Por Themis Pereira de Souza Vianna

 

Um achado importante

 

Dia desses, debruçada sobre aquelas coisas antigas, que boa parte das famílias guardam, encontrei uma publicação integral de um discurso proferido pelo meu avô, Hermes Pereira de Souza, então deputado federal, numa sessão de 16 de outubro de 1952, na cidade do Rio de Janeiro. O discurso foi apresentado ao Conselho Nacional do Partido Social Democrático (PSD), reunido para se posicionar ao apelo feito pelo presidente da República, Getúlio Vargas, feito em 3 de outubro de 1952.

 

Getúlio precisava apoio do PSD

 

O motivo do discurso foi o pedido que Getúlio Vargas fizera ao PSD para apoiá-lo nos projetos governamentais, uma vez que se abatera sobre o governo federal uma grave crise econômica e política, definido pelo próprio mandatário como "situação de falta de ordem administrativa".
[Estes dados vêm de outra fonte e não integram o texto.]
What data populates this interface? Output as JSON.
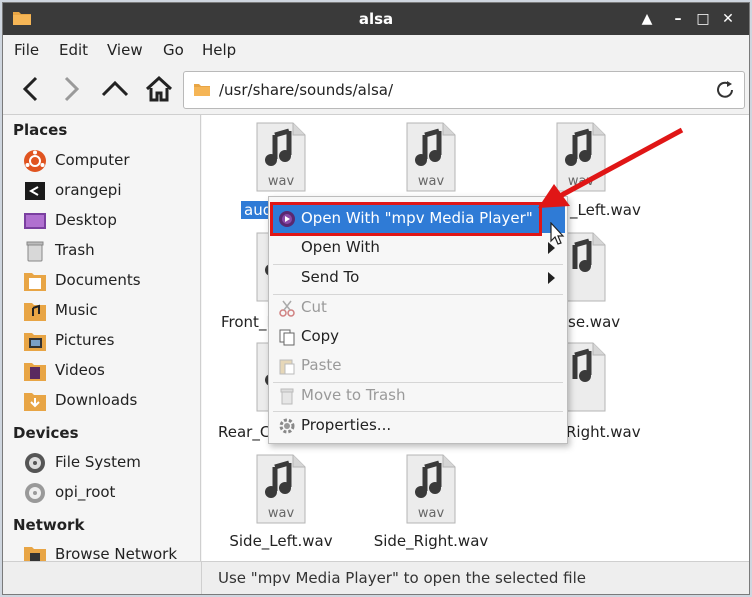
{
  "window": {
    "title": "alsa",
    "buttons": {
      "up": "▲",
      "minimize": "–",
      "maximize": "□",
      "close": "✕"
    }
  },
  "menubar": {
    "items": [
      "File",
      "Edit",
      "View",
      "Go",
      "Help"
    ]
  },
  "toolbar": {
    "path": "/usr/share/sounds/alsa/",
    "icons": [
      "back-icon",
      "forward-icon",
      "up-icon",
      "home-icon",
      "reload-icon"
    ]
  },
  "sidebar": {
    "places_title": "Places",
    "places": [
      "Computer",
      "orangepi",
      "Desktop",
      "Trash",
      "Documents",
      "Music",
      "Pictures",
      "Videos",
      "Downloads"
    ],
    "devices_title": "Devices",
    "devices": [
      "File System",
      "opi_root"
    ],
    "network_title": "Network",
    "network": [
      "Browse Network"
    ]
  },
  "files": {
    "icon_text": "wav",
    "names": [
      "aud",
      "",
      "_Left.wav",
      "Front_F",
      "se.wav",
      "Rear_C",
      "Right.wav",
      "Side_Left.wav",
      "Side_Right.wav"
    ]
  },
  "context_menu": {
    "items": [
      {
        "label": "Open With \"mpv Media Player\"",
        "state": "highlighted"
      },
      {
        "label": "Open With",
        "state": "normal"
      },
      {
        "label": "Send To",
        "state": "normal"
      },
      {
        "label": "Cut",
        "state": "disabled"
      },
      {
        "label": "Copy",
        "state": "normal"
      },
      {
        "label": "Paste",
        "state": "disabled"
      },
      {
        "label": "Move to Trash",
        "state": "disabled"
      },
      {
        "label": "Properties...",
        "state": "normal"
      }
    ]
  },
  "status": {
    "text": "Use \"mpv Media Player\" to open the selected file"
  },
  "colors": {
    "accent": "#2f7bd6",
    "annotation": "#e01616",
    "titlebar": "#3a3a3a"
  }
}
Vargas necessitava veementemente do apoio do PSD, que, na época, era o maior partido do Brasil e fazia oposição. A inflação se expandia paralela com o aumento do desemprego e a impopularidade do governo. Daí a busca de apoio ao PSD.

O segundo governo Vargas, iniciado em 31 de janeiro de 1951  foi marcado pela retomada da orientação nacionalista, cuja expressão maior seria o projeto de criação da Petrobras. Outra marca importante do período foi a progressiva radicalização política voltada ao populismo inconsequente. Do início ao fim do governo, Vargas enfrentou cerrada oposição da UDN e em especial do jornalista Carlos Lacerda, que insistia no perigo de Getúlio Varbas vir a rasgar mais uma Constituição, como o fizeram na década de trinta.

 

Sobre a descoberta do discurso do meu avô

 

Antes de transcrever literalmente o discurso do meu avô, acho importante manifestar a minha emoção sobre essa descoberta, que considero mais a um achado de um objeto antigo. Para mim foi o vislumbre de um instante da vida desse homem que muito admiro, um instante retido no passado, mas que pelas circunstâncias pode ser trasido ao presente. Um vislumbre que desperta sensações e associa imagens de um tempo, de uma época, bem diferente, muito diferente da atual, que conduz a memória aos anos cinquenta e faz a imaginação correr por um Brasil, que tinha apenas 51 milhões de habitantes e a cidade do Rio de Janeiro três vezes menor em relação a hoje. O discurso que vou transcrever, pertence àquele mundo, àquela época, mas, uma leitura mais detida, poderá mostrar algumas semelhantes significativas com a situação atual. 

 

Hermes Pereira de Souza à direita (com cigarro), entre os deputados federais gaúchos, tido como o grande articulador do partido. Acima a capa do discurso impresso  pelo Departamento da Imprensa Nacional - Rio de Janeiro - Brasil - 1952.

 

 

 

Hermes Pereira de Souza nasceu em São Borja, Rio Grande do Sul, foi Diretor da Caixa Federal  nesse Estado, promotor público, deputado estadual e deputado federal em três mandatos. Faleceu em Porto Alegre, em 1969, aos 58 anos.

 

 

 

DISCURSO DO DEPUTADO FEDERAL PELO RIO GRANDE DO SUL

HERMES PEREIRA DE SOUZA

 

            Sr. Presidente

            Srs. membros do Conselho Nacional

            Este egrégio Conselho está reunido, em virtude do discurso do Sr. Presidente da República, pronunciado no dia 3 deste mês. Não desejo analisar este discurso, nem discutir os propósitos que levaram o chefe da Nação a proferi-lo, para concluir que S, Excia. teve esta ou aquela intenção, visou este ou aquele objetivo. Nada disso, Sr. Presidente.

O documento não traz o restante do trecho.